Teoretycznie zarówno wyszukiwarki jak i media społecznościowe wspierają model działania prasy znacznie zwiększając ruch na stronach internetowych. Tym samym przychody wydawców teoretycznie rosną.
W praktyce jednak oba portale przepuszczają użytkowników przez swój filtr, gdzie wyświetlają własne reklamy. Dodatkowo Google korzysta z własnej, rozbudowanej sieci reklamy kontekstowej wyświetlanej na stronach wydawców prasy. Tym samym na treści wyprodukowanej przez media zarabia podwójnie – filtrując ruch w swoim serwisie oraz pobierając prowizję od wyświetlonej reklamy.

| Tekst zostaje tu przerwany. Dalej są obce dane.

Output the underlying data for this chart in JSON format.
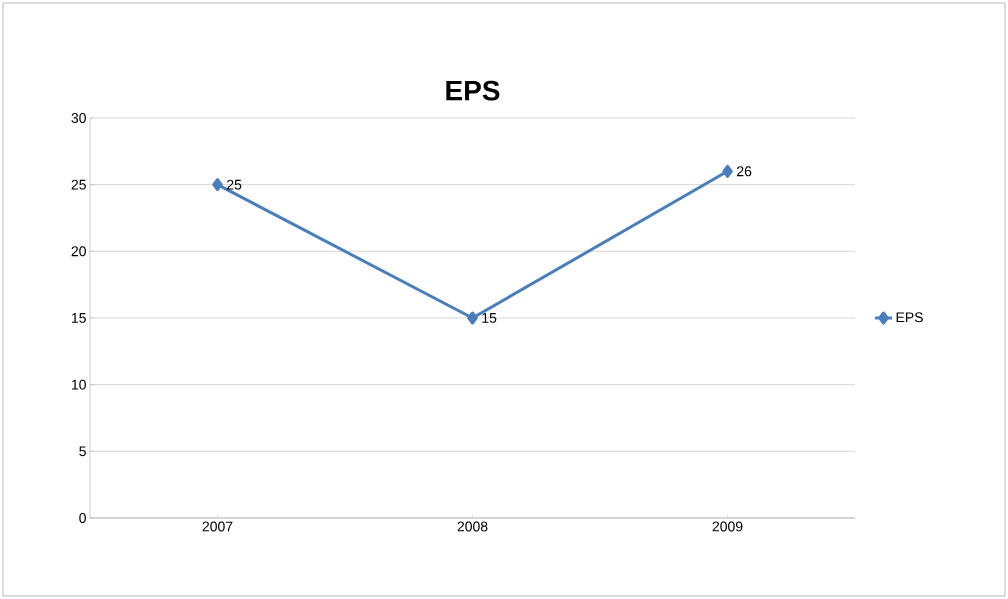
{
  "chart_data": {
    "type": "line",
    "title": "EPS",
    "categories": [
      "2007",
      "2008",
      "2009"
    ],
    "series": [
      {
        "name": "EPS",
        "color": "#4a7ebb",
        "values": [
          25,
          15,
          26
        ]
      }
    ],
    "ylim": [
      0,
      30
    ],
    "yticks": [
      0,
      5,
      10,
      15,
      20,
      25,
      30
    ],
    "grid": "y",
    "legend": "right",
    "marker": "diamond",
    "line_style": "solid",
    "data_labels": true
  }
}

Tym samym zasięg zbudowany przez te serwisy jest zubożony o ludzi, którzy mieli największe szanse kliknąć w reklamę, a tym samym zapłacić wydawcy za produkowaną treść.Można więc postawić tezę, że udostępnianie własnej treści za darmo w zamian zabudowę zasięgów i przychody z reklamy internetowej okazały się wielkim kłamstwem w które uwierzyli światowi wydawcy.

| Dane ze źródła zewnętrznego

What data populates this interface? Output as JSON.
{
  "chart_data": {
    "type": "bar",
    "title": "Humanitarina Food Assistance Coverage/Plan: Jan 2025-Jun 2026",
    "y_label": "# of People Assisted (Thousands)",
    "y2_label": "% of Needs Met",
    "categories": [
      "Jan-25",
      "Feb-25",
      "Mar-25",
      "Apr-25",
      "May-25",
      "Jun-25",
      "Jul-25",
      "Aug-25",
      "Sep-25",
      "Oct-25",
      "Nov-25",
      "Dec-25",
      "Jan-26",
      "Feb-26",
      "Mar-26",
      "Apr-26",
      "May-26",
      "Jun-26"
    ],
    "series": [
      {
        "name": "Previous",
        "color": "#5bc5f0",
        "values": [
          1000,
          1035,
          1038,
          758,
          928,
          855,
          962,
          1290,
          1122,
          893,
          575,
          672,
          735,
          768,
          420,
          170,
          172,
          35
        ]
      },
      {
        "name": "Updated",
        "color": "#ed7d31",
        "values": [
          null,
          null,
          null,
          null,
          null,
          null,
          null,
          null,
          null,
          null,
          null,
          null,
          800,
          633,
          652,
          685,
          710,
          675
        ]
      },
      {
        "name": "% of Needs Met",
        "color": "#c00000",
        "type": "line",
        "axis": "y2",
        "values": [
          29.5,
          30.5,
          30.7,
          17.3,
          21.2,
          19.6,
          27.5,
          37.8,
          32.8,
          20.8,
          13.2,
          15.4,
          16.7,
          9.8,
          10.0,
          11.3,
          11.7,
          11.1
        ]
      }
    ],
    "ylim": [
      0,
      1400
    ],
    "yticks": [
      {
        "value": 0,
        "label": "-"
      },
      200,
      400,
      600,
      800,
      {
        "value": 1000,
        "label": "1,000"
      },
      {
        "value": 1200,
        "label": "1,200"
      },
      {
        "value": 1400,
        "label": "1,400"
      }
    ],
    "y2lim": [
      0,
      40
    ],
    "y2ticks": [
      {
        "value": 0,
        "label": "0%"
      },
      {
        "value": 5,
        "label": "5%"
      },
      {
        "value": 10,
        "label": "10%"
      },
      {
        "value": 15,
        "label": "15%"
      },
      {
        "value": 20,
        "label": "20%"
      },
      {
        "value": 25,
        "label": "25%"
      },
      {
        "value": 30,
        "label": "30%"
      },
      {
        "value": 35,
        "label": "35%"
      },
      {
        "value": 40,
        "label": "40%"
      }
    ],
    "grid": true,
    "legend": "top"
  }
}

Jednocześnie żaden z agregatorów treści nie ponosi kosztów związanych z wytwarzaniem treści.Sytuacja ma się zmienić dzięki licencjom oraz zobligowaniu internetowych portali do aktywnej weryfikacji, czy w ich serwisach nie są publikowane materiały naruszające prawa autorskie.
Z punktu widzenia wydawców prasy nowe przepisy to bardzo istotna zdobycz.Paradoksalnie to agencje PR mogą skorzystać na nowych zasadach.
Kluczem do zrozumienia natury nowego prawa jest udzielanie licencji na wykorzystaną informację. W tym przypadku wiele pracy wykonał świat IT, który wypracował kilka rozmaitych rozwiązań.
W świetle nowego prawa agencję PR można porównać do instytucji publikującej swoją pracę na otwartej licencji, bardziej nawet liberalnej niż Creative Commons,gdzie nie jest konieczne uznawanie oryginalnego autorstwa. Agencja dostarcza treść do wydawcy, gdzie ta jest modyfikowana przez dziennikarza. Może również ją opublikować w agregatorach treści lub własnych mediach, tak, aby wszyscy zainteresowani mieli do niej dostęp.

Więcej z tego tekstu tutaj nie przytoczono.